Fra gli altri momenti salienti, senza dubbio la performance di Martin Simpson (insieme al giovane Louis Campbell) che rilegge da par suo “Blues Run The Game” e “Angie”, pezzo dove è difficile non cadere nel già-sentito e che risulta invece fresco e
originale nella versione del chitarrista di Scunthorpe.
Poi il batterista indiano Sarathy Korwar, fresco vincitore dei Songlines Award per il suo splendido “Kalak”. Le sue versioni con flauto/sax e cello di “Black Swan” e “Osprey” hanno forse diviso il pubblico, ma per chi scrive hanno colto in pieno lo spirito della serata.
Sam Lee, ha deliziato il pubblico con una splendida versione a cappella di “BlackWater Side”, con le luci del teatro
spente, e con Bernard Butler (produttore del suo ultimo album) e Brigid Mae Power (che purtroppo per lei e per noi, non è Elizabeth Fraser che duetta con Sam nel disco) in “The Moon Shines Bright”.
Poi il bel set di Kathryn Williams, con Martin Simpson in una “Needle of Death” che ha procurato qualche lacrima, e con l’onnipresente sempre ottimo Butler in “Crimson Moon”.
Deliziosi pure Jacqui McShee, Kevin Dempsey e Mike Piggott che hanno aperto e chiuso la serata fra il classico “I’ve Got a Feeling” e “O’er the Lonely Mountain” perla tratta dall’oscuro album dei “secondi Pentangle” “Think Of Tomorrow”.
Fra le cose meno riuscite, il trio di James Yorkston con Jon Thorne al contrabbasso e la cantante indiana Ranjana Chatak, penalizzati comunque da alcuni
problemi tecnici: la sua performance di “Sovay” e “High Germany” è sembrata sopra le righe e poco provata.
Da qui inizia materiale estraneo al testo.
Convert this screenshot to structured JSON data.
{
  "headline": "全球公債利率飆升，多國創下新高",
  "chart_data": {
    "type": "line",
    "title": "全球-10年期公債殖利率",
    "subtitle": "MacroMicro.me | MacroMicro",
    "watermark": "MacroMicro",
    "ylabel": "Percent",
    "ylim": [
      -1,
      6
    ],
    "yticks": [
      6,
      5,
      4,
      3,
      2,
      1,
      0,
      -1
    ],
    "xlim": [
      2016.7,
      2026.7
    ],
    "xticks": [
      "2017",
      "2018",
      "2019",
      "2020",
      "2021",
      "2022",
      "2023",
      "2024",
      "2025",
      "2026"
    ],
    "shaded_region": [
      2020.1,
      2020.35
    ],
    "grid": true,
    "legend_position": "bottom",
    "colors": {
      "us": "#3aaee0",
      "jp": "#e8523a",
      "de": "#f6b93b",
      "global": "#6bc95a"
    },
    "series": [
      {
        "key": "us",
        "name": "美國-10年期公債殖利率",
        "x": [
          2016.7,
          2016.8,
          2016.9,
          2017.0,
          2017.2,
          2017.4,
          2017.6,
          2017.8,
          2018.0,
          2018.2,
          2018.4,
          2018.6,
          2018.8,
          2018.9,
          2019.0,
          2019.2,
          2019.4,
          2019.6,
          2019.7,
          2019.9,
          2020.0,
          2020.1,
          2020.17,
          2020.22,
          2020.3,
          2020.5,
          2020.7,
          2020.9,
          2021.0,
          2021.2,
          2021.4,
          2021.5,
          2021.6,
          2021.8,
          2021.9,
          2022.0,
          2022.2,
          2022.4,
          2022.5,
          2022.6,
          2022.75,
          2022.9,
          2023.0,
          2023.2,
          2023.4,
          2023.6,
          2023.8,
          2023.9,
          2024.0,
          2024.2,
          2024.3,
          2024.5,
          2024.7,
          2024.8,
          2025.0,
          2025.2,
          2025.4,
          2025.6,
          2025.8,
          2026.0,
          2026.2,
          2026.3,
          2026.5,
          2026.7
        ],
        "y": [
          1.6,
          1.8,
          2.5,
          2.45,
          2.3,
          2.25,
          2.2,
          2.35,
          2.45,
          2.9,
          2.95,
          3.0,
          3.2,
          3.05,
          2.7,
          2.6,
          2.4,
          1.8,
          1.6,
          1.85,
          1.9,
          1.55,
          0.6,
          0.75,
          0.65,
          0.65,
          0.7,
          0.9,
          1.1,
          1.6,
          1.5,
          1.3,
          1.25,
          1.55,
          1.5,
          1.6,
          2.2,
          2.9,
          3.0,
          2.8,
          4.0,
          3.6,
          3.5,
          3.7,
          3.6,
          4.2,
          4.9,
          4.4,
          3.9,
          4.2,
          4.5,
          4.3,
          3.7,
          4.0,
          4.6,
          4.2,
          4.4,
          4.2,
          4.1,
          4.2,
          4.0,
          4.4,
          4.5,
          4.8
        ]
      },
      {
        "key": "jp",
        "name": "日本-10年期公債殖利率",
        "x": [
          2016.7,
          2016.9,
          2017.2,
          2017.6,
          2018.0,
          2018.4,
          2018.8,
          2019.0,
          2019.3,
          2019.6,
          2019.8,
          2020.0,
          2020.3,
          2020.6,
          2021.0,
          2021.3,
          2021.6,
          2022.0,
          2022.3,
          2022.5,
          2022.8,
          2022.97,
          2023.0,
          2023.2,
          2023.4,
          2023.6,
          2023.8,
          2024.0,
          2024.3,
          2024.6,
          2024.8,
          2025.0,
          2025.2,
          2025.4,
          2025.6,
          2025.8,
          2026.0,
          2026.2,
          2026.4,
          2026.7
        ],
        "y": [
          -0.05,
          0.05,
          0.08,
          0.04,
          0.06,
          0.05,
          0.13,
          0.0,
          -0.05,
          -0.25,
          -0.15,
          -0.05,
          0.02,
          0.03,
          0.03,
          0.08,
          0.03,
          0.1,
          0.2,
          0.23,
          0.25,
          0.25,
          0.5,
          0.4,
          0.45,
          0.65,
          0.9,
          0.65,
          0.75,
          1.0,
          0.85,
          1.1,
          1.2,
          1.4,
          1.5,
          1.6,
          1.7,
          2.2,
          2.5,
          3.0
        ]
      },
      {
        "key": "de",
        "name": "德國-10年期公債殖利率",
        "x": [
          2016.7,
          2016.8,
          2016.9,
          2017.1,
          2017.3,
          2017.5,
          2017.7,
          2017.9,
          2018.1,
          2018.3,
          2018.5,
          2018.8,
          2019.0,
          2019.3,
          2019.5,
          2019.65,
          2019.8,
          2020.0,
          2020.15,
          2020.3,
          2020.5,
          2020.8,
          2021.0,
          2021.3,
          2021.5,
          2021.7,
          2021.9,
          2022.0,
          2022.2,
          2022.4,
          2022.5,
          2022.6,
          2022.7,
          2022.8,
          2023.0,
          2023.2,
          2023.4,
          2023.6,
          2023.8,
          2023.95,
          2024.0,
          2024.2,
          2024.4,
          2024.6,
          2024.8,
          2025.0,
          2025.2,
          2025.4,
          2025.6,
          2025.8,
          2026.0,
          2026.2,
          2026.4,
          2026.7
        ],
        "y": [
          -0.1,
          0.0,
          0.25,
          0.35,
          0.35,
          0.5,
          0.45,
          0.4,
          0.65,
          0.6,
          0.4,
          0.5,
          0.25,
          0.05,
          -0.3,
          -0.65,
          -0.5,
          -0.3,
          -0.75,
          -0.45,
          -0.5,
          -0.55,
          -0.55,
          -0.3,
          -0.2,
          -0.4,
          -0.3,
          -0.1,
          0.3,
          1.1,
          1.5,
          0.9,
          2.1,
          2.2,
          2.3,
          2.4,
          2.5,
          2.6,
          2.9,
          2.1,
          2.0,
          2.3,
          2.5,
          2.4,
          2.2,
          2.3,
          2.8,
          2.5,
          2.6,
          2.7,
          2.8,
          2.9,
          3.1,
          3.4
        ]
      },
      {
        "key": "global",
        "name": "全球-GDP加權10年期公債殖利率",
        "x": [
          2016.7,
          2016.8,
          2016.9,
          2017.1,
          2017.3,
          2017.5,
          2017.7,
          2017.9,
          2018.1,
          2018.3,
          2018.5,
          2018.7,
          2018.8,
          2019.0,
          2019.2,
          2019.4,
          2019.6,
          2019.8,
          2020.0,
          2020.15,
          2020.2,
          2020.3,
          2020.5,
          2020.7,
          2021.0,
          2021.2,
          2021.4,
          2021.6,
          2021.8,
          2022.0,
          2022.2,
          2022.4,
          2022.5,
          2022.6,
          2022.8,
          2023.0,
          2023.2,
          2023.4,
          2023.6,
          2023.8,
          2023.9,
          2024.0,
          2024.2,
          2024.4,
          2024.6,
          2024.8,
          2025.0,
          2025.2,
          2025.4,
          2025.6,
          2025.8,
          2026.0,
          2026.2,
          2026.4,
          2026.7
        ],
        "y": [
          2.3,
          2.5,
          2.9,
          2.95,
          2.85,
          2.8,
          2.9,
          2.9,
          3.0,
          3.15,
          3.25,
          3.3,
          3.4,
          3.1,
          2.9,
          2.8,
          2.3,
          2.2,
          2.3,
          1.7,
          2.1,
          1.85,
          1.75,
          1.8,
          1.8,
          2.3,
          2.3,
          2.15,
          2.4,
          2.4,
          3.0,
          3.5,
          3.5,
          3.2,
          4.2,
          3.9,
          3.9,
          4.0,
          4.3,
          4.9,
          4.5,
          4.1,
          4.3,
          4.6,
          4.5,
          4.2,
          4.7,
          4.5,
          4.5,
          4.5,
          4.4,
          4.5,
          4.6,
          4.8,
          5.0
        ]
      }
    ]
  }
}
Lo stesso si può dire per Steve Gunn, il geniale chitarrista-cantautore-produttore newyorkese, sembrato poco a suo agio nel duo con Brigid Mae Power, il cui timbro, che ricorda molto quello di Ann Briggs, non è riuscito a far decollare la pur splendida “Tell me What is True Love”.
A cucire i cambi palco e a presentare la serata, Stewart Lee, uno dei grandi stand-up comedian britannici, fan di lunga data di Bert che con gran classe ha intrattenuto i presenti con battute, gags e aneddoti, esilaranti e sempre di gran gusto.
In conclusione, una bella serata, ben allestita dal punto di vista sonoro e scenico e ben organizzata dalla Bert Jansch Foundation e dalla Earth Recordings. Nel banchetto le belle ristampe curate da questi ultimi e i due volumi di “Bert Transcribed”, le filologiche trascrizioni dei pezzi di Bert ad uso del fan ma anche del chitarrista più “nerd”.